David Ramos/ getty Images

Mafalda Neto: “As viagens de finalistas são boas mas perigosas”. Pedro Geadas: “Ninguém no perfeito juízo é um vândalo quando está na noite”. Catarina Cunha: “Não é mito: o álcool é realmente barato e as drogas leves são facilmente acessíveis, no entanto está longe de ser decadente”. Catarina Costa: “É a oportunidade perfeita para testarmos a nossa maturidade ”. Priscilla Rosa: “Um segurança andava pelos corredores a tentar criar distúrbios apenas para que os meus colegas se revoltassem e, consequentemente, lhes pudessem tirar a caução”. Cláudia Santana: “Tirando um ou outro excesso, como estragar uma casa de banho ou um grupo de alunos que esteve desaparecido durante algumas horas, não tivemos grandes problemas”. Depois de quase mil alunos terem sido expulsos de um hotel em Espanha, fomos ouvir o que se faz mesmo numa viagem de finalistas

Mafalda Neto, 24 anos, Figueira da Foz
Destino: Benalmadena (Espanha), em 2010

“Sempre ouvi dizer que a viagem de finalistas seria uma loucura, com muito álcool, festa e discotecas à mistura. No entanto, escolhemos ir para Benalmadena e não Lloret del Mar, precisamente para evitar ambientes já muito afamados por excesso de álcool.

Acho que consegui equilibrar bem entre saídas à noite e aproveitar a cidade. Normalmente, acordava a tempo do pequeno-almoço do hotel, aproveitava a tarde na praia ou na piscina do hotel e à noite era quando reuníamos a malta toda da escola para beber e sair. Todos fazíamos o mesmo: beber, praia, rir, música, barulho. Também todos celebrámos a vitória do Benfica contra o Braga.

Havia excessos e no hotel onde estava não foi exceção. Bebida a mais, pouco respeito pelo material do hotel, fumar dentro do quarto, por exemplo. Uma das noites a polícia foi chamada por causa de um grup, sei que estiveram em risco de ser expulsos por vandalismo, com colchões pelos corredores e muito barulho até tarde. Os funcionários eram ótimos e bastante tolerantes.

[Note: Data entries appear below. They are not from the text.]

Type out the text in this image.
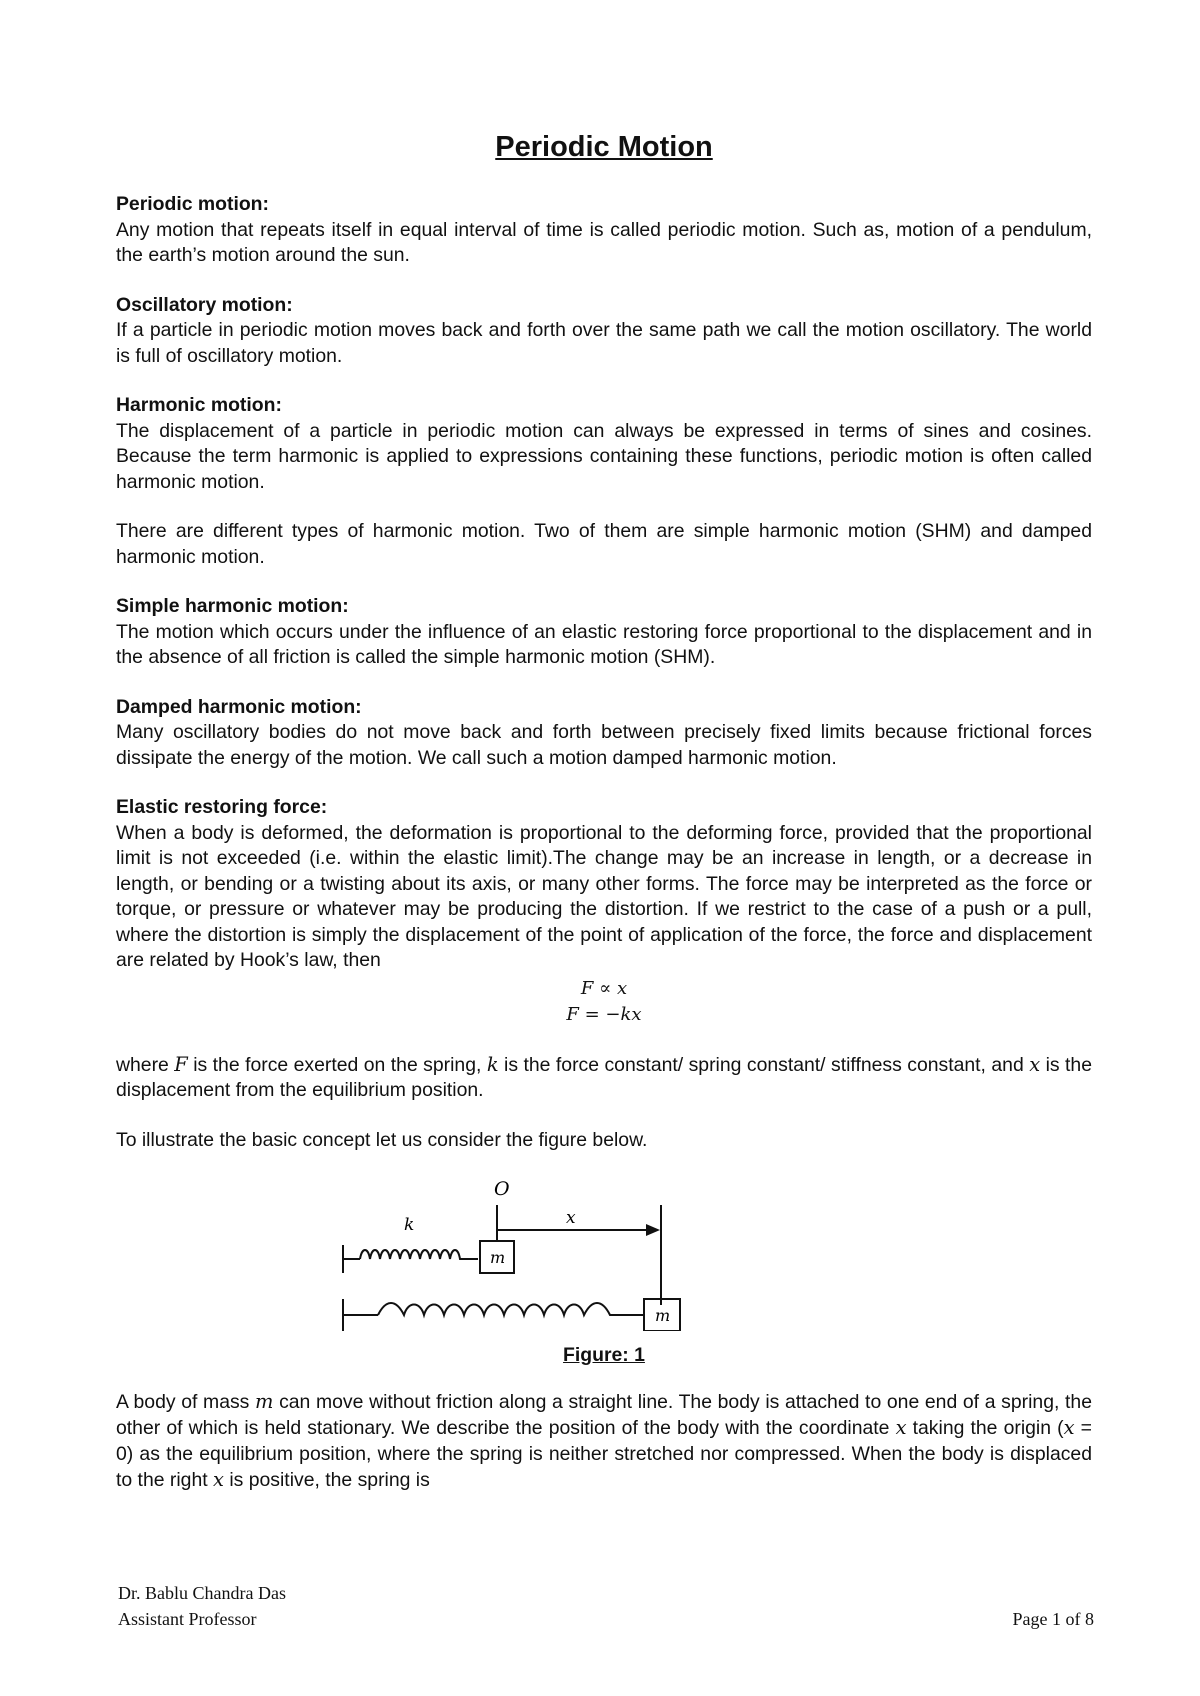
Periodic Motion
Periodic motion:

Any motion that repeats itself in equal interval of time is called periodic motion. Such as, motion of a pendulum, the earth’s motion around the sun.

Oscillatory motion:

If a particle in periodic motion moves back and forth over the same path we call the motion oscillatory. The world is full of oscillatory motion.

Harmonic motion:

The displacement of a particle in periodic motion can always be expressed in terms of sines and cosines. Because the term harmonic is applied to expressions containing these functions, periodic motion is often called harmonic motion.

There are different types of harmonic motion. Two of them are simple harmonic motion (SHM) and damped harmonic motion.

Simple harmonic motion:

The motion which occurs under the influence of an elastic restoring force proportional to the displacement and in the absence of all friction is called the simple harmonic motion (SHM).

Damped harmonic motion:

Many oscillatory bodies do not move back and forth between precisely fixed limits because frictional forces dissipate the energy of the motion. We call such a motion damped harmonic motion.

Elastic restoring force:

When a body is deformed, the deformation is proportional to the deforming force, provided that the proportional limit is not exceeded (i.e. within the elastic limit).The change may be an increase in length, or a decrease in length, or bending or a twisting about its axis, or many other forms. The force may be interpreted as the force or torque, or pressure or whatever may be producing the distortion. If we restrict to the case of a push or a pull, where the distortion is simply the displacement of the point of application of the force, the force and displacement are related by Hook’s law, then

F ∝ x
F = −kx

where F is the force exerted on the spring, k is the force constant/ spring constant/ stiffness constant, and x is the displacement from the equilibrium position.

To illustrate the basic concept let us consider the figure below.

O
k	x
m
m
Figure: 1

A body of mass m can move without friction along a straight line. The body is attached to one end of a spring, the other of which is held stationary. We describe the position of the body with the coordinate x taking the origin (x = 0) as the equilibrium position, where the spring is neither stretched nor compressed. When the body is displaced to the right x is positive, the spring is

Dr. Bablu Chandra Das
Assistant Professor	Page 1 of 8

Chocou-me um pouco, logo na primeira noite, ver um rapaz muito embriagado sentado ao balcão de uma discoteca aos beijos com uma rapariga. A situação foi avançando até ao ponto de ele já estar com o pénis de fora das calças. Os amigos aperceberam-se e salvaram-no.

Na altura ainda era muito nova e inocente para grandes aventuras. Se fosse agora, divertir-me-ia muito mais, talvez. Aproveitava mais a noite e todos os minutos que lá estivesse.

As viagens de finalistas são boas no sentido em que reforçam as amizades que vêm do secundário e darão sempre histórias para contar nos anos vindouros entre aqueles amigos de sempre. Porém, são também perigosas, pois permitem aos jovens uma liberdade a que poucos estão habituados.”

Getty Images

Pedro Geadas, 23 anos, Moura
Destino: Benalmadena (Espanha), em 2011

“Sempre ouvi os mais velhos, o meu irmão e os amigos, falarem da viagem de finalistas como algo muito especial. Como somos de um meio mais pequeno, a viagem de finalistas é uma forma de viajar com os amigos antes de entrar na faculdade e cada um seguir rumos diferentes. Claro que os relatos envolviam bebida e diversão… nada de extraordinário.

A minha viagem foi uma experiência inesquecível. Aos 17 anos, estar com os amigos no estrangeiro sem a pressão das aulas e sem pais é uma forma de nos libertarmos do dia-a-dia e aproveitar mais a vida. Estivemos uma semana em Espanha a sair à noite todos os dias. Bebe-se muito, é verdade. Mas não existem só copos nas viagens de finalistas. Fomos a parques de diversões, convivíamos no hotel, na piscina ou nos quartos.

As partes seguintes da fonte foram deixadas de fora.